Discrepancy: paxes vs axes

joshspeagle / dynesty

Dynamic Nested Sampling package for computing Bayesian posteriors and evidences

https://dynesty.readthedocs.io/

MIT License

347 stars 76 forks source link

Discrepancy: paxes vs axes #193

Closed mileslucas closed 4 years ago

mileslucas commented 4 years ago

Hello, I'm trying to learn more about this code and I keep scratching my head over how axes and paxes are used within the bounding algorithms and the sampling algorithms.

For example, in the ellipsoidal code, the axes are labeled as the "transformation axes" of the ellipsoid and are the Cholesky decomposition of the covariance matrix. Also here, paxes are labeled as the principle axes and then describe how they should be used for transforming between the unit hyper-cube and the prior volume.

Given this, I assume that methods like the random-walk (rwalk) implementation would use paxes to generate proposals, yet the code fed into it uses axes (many snippets of "if method in ['rwalk',...] return ell.axes". Upon inspecting the nestle codebase and some of my own code, the appropriate solution is to use paxes as they are described in the bounding constraint constructors.

Is this is a bug or is this a lapse in my understanding?

joshspeagle commented 4 years ago

No, you’re not wrong — the two types of axes are a result of a tortured development trying to get the bounding ellipsoids to be both stable and straightforward to use internally. The way I’ve set things up, the Cholesky decomposition C^1/2 in axes is the correct way to transform a standard normal random draw z to x ~ C^1/2 * z, which is used in rwalk and unif. However, when sampling using slice, since the code rotates through the principle axes of the distribution I believe it uses paxes.

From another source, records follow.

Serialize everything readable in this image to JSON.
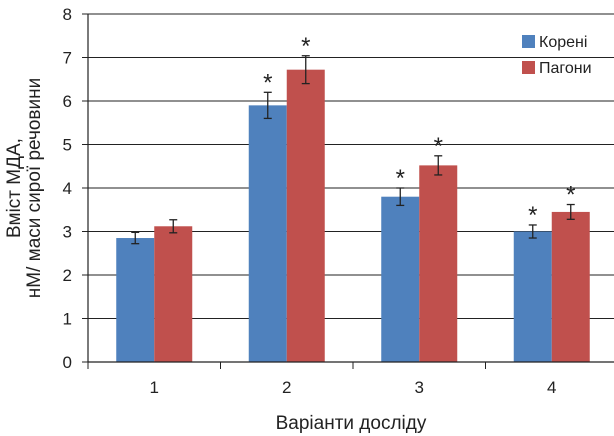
{
  "chart_data": {
    "type": "bar",
    "categories": [
      "1",
      "2",
      "3",
      "4"
    ],
    "series": [
      {
        "name": "Корені",
        "color": "#4f81bd",
        "values": [
          2.85,
          5.9,
          3.8,
          3.0
        ],
        "errors": [
          0.13,
          0.3,
          0.2,
          0.15
        ],
        "significant": [
          false,
          true,
          true,
          true
        ]
      },
      {
        "name": "Пагони",
        "color": "#c0504d",
        "values": [
          3.12,
          6.72,
          4.52,
          3.45
        ],
        "errors": [
          0.15,
          0.32,
          0.22,
          0.17
        ],
        "significant": [
          false,
          true,
          true,
          true
        ]
      }
    ],
    "xlabel": "Варіанти досліду",
    "ylabel_lines": [
      "Вміст МДА,",
      "нМ/ маси сирої речовини"
    ],
    "ylim": [
      0,
      8
    ],
    "yticks": [
      0,
      1,
      2,
      3,
      4,
      5,
      6,
      7,
      8
    ],
    "significance_marker": "*",
    "grid": true,
    "legend_position": "top-right"
  }
}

mileslucas commented 4 years ago

Hmm, for the standard rejection sampling and the MH walk methods from nestle seem to use the axes as derived here: https://github.com/kbarbary/nestle/blob/581a1c3517ac9589d1f2c6b05679a0f38894a291/nestle.py#L259-L262 (eigen decomposition of the precision matrix) which matches your paxes- so I'm confused why your rejection sampling code uses axes.

The actual sampling in nestle uses u_prop = u + scale * du where du = dot(axes, dr) (for the MH walking), so my confusion is how nestle uses the eigen-decomposition and you use the cholesky for the same thing and they both seem to work.

joshspeagle commented 4 years ago

I'd have to go back through the math (dynesty was initially built off of nestle, so I started from the code snippet you shared), but I'm pretty sure that while the actual transformation for a given z is different, the statistical distribution of points after transforming an ensemble of random z draws is the same.

mileslucas commented 4 years ago

That seems reasonable (and I could check with monte-carlo easily enough), though it begs the question: if you can slice and sample using paxes why carry around axes at all?

Thanks for having this commentary, too, I really appreciate it!

joshspeagle commented 4 years ago

If I'm remembering correctly, there was some point during development where doing the Cholesky decomposition was useful for checking stability. Since you get the matrices for free, I think I just started using them as a result. I'm sure there were other reasons that I could back out looking through old commits, but that's all I got off the top of my head.

And no problem! Happy to try and help. If you have any other questions, happy to answer them here. Feel free to close this issue whenever you're satisfied.